How do dogs see the world?



Sometimes, while taking my elderly neighbour’s fat dog for his daily walk, I recall the question I often asked when I had dogs of my own: how does their view of the world differ from ours? So well have dogs adapted to human society, so effectively have they become our ‘best friends’, guarding our property, protecting our persons, providing affectionate company, entertaining us, responding to our commands – and finding ways of communicating their own wants and needs – that it’s easy to fall into the trap of regarding them as small hairy four-legged humans. They aren’t.

Anatomy aside, two differences between the species are so obvious and well known that it seems otiose to mention them, yet they point to a fundamental contrast in the ways in which dogs and humans perceive and conceptualise the world. They also point to a seeming paradox.

Dogs have effective long-term memories, as humans have, otherwise they wouldn’t remember their canine and human friends, their way about, or the commands they’ve been taught. But their short-term memories are almost non-existent. If one human has an angry confrontation with another, he/she isn’t likely to forget it during the following minute or two. We go on seething. But when a dog has an angry confrontation, he/she is sniffing the wayside and wagging again within seconds, all signs of anger gone. Dogs’ emotional and behavioural responses to the world are far more transient and volatile than ours, though often more intense.

And while we rely most on vision for perceiving and understanding the world, dogs rely most on scent. Hearing is important to both species, though dogs tend to have more acute hearing and can be very good at distinguishing among sounds that humans consider nearly identical. But my point concerns the difference between vision and olfaction as a basis for world-view. What we see is the here-and-now, an event of the moment, provided we don ‘t have to consider the speed of light. But what we smell (and what dogs smell) isn’t. Any scent comprises a mixture of components, some more volatile than others. The more time has passed since the scent was laid, the greater the ratio of non-volatile to volatile ingredients. Therefore, the quality of the odour changes with time, and indeed provides a rough measure of time. For a hunting animal, it can no doubt be very useful to know whether that hare, that deer, that rabbit – or that hyena – passed by this way five minutes ago or an hour ago.

So the dog’s principal sensory modality gives the animal’s brain a map of the world containing a time dimension. Our visual depth perception is much better than the dog’s (and dogs don’t have colour vision), so – to state the matter loosely – we perceive the world in three spatial dimensions and the dog perceives it in two spatial dimensions and one time dimension. Quite a difference.

Have you noticed how dogs become much more lively, active, and interested in the scents they detect during their walks when the weather is cold and frosty? The colder the weather, the more slowly the volatile components of the scent are lost, so the fresher the scent must appear. What the dog is experiencing is perhaps, in effect, time shrinkage.

Now here’s the paradox: how does it come about that an animal whose picture of the world contains a time dimension has such a vestigial short-term memory? Wouldn’t we expect the ‘perception of time’ to entail a very good short-term memory?

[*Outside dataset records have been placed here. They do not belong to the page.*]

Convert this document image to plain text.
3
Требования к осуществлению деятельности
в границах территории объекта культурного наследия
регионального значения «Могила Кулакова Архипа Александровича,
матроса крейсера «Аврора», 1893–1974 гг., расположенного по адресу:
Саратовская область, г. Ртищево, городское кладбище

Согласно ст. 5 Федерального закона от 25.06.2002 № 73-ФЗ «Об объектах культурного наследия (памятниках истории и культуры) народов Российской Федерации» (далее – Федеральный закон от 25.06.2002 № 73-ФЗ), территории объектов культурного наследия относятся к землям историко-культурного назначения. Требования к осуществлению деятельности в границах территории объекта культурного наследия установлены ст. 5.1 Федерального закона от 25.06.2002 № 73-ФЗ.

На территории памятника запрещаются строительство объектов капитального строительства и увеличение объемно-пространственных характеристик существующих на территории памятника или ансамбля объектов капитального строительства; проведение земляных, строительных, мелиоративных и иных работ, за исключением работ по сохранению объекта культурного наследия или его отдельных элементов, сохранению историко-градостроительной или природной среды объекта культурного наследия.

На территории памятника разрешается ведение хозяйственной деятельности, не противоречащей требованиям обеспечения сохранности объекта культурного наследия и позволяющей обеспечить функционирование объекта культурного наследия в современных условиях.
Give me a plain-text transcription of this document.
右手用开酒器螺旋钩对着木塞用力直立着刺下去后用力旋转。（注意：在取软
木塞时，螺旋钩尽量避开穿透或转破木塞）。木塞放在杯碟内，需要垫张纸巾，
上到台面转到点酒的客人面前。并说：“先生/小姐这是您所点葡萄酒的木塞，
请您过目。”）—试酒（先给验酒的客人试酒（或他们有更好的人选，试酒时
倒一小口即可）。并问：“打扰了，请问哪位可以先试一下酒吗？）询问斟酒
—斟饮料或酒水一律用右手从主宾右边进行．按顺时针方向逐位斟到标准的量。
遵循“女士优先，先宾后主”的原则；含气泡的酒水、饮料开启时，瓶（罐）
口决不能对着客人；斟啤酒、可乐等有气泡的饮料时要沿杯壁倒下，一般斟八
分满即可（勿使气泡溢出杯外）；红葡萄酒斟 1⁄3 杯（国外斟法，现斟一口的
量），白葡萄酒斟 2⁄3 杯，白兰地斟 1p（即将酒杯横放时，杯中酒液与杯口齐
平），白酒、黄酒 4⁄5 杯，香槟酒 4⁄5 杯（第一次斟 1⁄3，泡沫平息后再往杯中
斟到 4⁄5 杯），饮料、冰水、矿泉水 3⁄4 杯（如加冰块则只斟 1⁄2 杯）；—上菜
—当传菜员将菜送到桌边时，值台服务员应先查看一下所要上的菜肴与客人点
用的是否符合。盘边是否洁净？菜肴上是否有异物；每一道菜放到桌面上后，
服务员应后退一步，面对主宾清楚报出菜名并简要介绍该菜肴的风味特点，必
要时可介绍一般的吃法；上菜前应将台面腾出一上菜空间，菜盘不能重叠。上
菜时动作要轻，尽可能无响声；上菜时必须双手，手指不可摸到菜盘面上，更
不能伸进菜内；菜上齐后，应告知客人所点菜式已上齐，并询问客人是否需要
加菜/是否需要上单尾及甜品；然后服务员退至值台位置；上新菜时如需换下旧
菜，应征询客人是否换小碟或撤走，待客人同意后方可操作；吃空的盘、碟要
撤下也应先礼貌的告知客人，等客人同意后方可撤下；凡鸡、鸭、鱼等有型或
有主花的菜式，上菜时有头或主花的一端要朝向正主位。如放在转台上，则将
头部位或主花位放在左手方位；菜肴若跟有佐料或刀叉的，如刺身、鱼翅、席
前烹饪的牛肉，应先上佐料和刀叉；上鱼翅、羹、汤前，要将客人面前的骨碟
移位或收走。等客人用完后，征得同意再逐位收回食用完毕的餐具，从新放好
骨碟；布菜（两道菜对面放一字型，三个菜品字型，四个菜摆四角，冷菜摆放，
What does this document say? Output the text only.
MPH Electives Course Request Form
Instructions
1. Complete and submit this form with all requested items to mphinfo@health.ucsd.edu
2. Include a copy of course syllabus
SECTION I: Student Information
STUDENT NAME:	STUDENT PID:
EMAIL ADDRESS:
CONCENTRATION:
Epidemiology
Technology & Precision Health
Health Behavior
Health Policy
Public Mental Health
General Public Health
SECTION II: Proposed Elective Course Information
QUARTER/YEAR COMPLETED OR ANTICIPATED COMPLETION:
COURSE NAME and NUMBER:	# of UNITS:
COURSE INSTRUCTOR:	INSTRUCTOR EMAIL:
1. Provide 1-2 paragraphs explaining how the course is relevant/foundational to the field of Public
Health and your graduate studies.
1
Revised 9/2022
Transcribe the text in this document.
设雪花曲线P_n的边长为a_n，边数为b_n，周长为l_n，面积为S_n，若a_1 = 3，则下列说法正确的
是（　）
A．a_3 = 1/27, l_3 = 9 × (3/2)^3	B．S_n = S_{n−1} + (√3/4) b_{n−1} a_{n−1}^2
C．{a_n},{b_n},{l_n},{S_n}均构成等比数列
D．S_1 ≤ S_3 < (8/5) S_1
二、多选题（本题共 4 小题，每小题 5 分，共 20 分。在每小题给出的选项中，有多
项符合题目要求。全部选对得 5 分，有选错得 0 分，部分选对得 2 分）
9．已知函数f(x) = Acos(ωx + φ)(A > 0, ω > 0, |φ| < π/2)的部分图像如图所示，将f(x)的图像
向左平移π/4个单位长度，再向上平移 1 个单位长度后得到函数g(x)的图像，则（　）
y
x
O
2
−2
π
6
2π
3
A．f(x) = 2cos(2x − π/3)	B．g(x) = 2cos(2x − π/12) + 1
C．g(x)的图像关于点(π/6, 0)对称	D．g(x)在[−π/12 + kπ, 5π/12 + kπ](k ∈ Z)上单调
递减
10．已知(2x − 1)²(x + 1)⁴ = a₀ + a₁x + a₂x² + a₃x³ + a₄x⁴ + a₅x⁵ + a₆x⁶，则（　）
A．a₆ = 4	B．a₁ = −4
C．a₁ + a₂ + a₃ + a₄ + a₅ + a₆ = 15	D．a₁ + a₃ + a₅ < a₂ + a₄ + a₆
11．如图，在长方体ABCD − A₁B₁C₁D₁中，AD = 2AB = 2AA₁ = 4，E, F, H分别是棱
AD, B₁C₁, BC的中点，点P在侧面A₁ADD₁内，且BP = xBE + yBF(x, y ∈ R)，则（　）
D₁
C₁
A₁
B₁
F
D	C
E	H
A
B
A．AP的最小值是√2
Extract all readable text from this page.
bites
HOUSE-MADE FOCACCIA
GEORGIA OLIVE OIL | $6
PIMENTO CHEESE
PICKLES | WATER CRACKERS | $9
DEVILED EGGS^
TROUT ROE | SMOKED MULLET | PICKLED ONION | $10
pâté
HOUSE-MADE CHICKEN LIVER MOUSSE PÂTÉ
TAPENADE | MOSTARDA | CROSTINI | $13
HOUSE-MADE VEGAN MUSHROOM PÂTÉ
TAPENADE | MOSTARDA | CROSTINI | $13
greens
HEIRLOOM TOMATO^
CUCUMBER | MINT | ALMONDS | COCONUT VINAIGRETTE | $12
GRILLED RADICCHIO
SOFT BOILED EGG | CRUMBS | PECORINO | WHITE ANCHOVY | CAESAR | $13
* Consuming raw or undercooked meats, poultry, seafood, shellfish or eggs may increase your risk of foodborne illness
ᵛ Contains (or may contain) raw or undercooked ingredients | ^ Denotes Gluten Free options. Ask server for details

Do you really understand your dog?

3 Comments

  • Intriguing… I often contemplate what animals must think or feel, what their perspective on the world must be. But for a simple twist of fate millions of years ago, it might have been dogs–or horses or pigs or whatever–that evolved to supremacy on our planet. Instead, it was the apes… (And possibly the dolphins–though, if so, I think they’re doing it better than we are; they seem more peaceable and contented that we human types.) But you certainly pose an interesting view here–both in perspective of being and in the relationship of time and space… and maybe if someone could pin down how a dog’s brain works (short-term / long-term memory and such), it would even help in understanding better memory loss in humans? Or, then again, mayhap such would just go to the dogs……

    • As the late lamented Douglas Adams observed, dolphins haven’t invented the things that have made humanity great (the wheel, war, income tax…) so they can’t be as clever as us. Or, to see it from their perspective, they’ve obviously cleverer – for the same reasons.

      How other organisms experience the world is an endlessly fascinating question. Dogs are easier to observe than most species because they spend so much time with us, but they’re not necessarily more interesting in any objective sense.

  • It’s difficult to refute a man who has written ‘Life, the Universe, and Everything’… I mean, the research alone must have taken years!